Letter to Suvorin

(Anton Chekov, Sakhalin Island, off the coast of Siberia)
July 11, 1890

 

Greetings, friend, from the world's end! You were right,
the tea is terrible! We are moored at last off Sakhalin.
Because there's no true harbor we'll sleep on board,

cross the bay of reefs by daylight. Six thousand miles
of floods, thieves, mud and tedium between me
and home - I almost understand

why you say this place doesn't concern us.
On shore, forest fires march down the mountains -
perhaps these flames are eternal, no one in the village

tries to put them out. On deck, the same numbed peace:
women and children, soldiers and manacled convicts
huddle together and try to sleep.

- But even here the weeks pass. It's August now.
I woke at five this morning as I do each day to bells
from St. Vladimir's squat log cabin of a church.

Since the convicts are refused entrance, I, too, stay clear.
I pulled on two pairs of pants for warmth, smoked my pipe
watching the Tartar Straits sunrise, then worked till dark.

I've decided to interview every person on the island.
You say these lifers hold no interest, but on the contrary
I can't stop thinking of them. This morning

I met Mikhail, a man chained two years to a wheelbarrow.
Like so many others, but with his four-year-old, his Nadja,
who's always at his side, even sleeps in his barrow.

And thin Lydia, a twelve-year-old who answered
all my questions, then asked could I afford
a whole rouble to lie with her?

I forced myself last week to watch a whipping.
A doctor like myself examined the man they meant to break,
pronounced him fit for ninety lashes.

The flogger dealt five blows from the left,
five from the right, impassive as a teacher belting a child.
It's not the same, I know, but I kept seeing my father,

how he'd lift the cane above his head, reaching
for more force. I was five. He made me kiss
the rod that taught me justice. I fled the guardhouse,

the whipped man's cries following me down wood sidewalks.
In one yard I saw a rooster tied by its leg,
in another a lock and chain around a pig's neck-

I swear, everything on this island's bolted down.
I climbed to the lighthouse, my favorite spot,
spray breaking over rocks named The Three Murderers,

and along the cliff line the windblown fires
have their own grandeur.
What do you think, is even hell beautiful?

Last night, beneath Bengal lanterns and fireworks,
I dined with Sakhalin's governor high above the village.
The governor spoke on "the golden age of prison care."

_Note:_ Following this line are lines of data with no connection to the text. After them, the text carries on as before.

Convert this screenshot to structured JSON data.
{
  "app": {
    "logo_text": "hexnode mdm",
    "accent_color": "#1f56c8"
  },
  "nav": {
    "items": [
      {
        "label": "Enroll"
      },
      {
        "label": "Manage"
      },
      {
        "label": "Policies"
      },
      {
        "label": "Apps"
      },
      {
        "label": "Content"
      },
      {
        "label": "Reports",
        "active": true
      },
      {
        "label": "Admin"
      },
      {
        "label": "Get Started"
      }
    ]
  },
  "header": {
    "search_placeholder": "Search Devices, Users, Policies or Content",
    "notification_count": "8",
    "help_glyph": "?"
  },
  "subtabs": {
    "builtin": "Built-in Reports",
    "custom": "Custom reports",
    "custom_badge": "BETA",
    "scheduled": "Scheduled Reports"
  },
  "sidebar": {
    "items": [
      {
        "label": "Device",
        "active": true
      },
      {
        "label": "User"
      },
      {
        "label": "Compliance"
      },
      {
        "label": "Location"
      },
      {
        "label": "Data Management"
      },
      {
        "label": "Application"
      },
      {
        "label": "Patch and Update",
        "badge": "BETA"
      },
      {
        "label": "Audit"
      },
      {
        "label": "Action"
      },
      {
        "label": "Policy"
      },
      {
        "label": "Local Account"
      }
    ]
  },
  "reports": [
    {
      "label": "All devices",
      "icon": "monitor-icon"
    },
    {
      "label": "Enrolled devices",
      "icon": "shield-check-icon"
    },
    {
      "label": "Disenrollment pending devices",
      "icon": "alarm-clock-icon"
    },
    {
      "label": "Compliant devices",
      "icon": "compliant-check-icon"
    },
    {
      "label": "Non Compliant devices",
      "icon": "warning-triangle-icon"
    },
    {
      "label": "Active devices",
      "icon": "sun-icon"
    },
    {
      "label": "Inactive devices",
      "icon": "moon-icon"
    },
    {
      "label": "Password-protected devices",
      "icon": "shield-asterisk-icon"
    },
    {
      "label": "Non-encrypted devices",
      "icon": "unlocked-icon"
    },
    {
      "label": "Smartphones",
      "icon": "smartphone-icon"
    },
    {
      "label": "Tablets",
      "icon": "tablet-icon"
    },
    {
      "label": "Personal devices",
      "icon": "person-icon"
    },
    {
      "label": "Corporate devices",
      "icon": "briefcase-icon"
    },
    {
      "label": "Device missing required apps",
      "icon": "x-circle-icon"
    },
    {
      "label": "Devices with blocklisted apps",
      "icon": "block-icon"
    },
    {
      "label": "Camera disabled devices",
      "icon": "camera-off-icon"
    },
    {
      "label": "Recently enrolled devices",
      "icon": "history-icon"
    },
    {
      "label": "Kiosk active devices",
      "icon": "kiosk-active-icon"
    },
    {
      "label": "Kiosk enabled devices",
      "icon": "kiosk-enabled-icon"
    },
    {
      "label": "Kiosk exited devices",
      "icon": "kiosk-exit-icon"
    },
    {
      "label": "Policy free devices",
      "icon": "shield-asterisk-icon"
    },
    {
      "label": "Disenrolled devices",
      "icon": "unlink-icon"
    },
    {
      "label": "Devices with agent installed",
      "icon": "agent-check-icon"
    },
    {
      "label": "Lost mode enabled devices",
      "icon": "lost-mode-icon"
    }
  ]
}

My own speech, on building the island's first school,
disappeared in polite applause. A warden
who'd drunk too much French champagne

told of hanging nine men for a single crime:
"There was an entire bouquet hanging in the air."
When the bodies were lifted down

the doctor found one still alive.
Some nights, since he hanged the man
a second time, the warden can't sleep.

How I long to leave this island! Alexey, when I see you next
in Petersburg we will have tea and jam on a silver tray
- how absurdly happy I felt just now, writing that!

Imagine, candlelight on thick preserves,
raspberry or gooseberry, and everything terrible in life
again going on out of sight.

Listen, friend, I need you. Tell me how do we savor
good tea while others suffer? How do we
give thanks for the taste of gooseberries?

THEODORE DEPPE in THE WANDERER KING

(Reprinted here by the Community Development Resource Association - www.cdra.org.za)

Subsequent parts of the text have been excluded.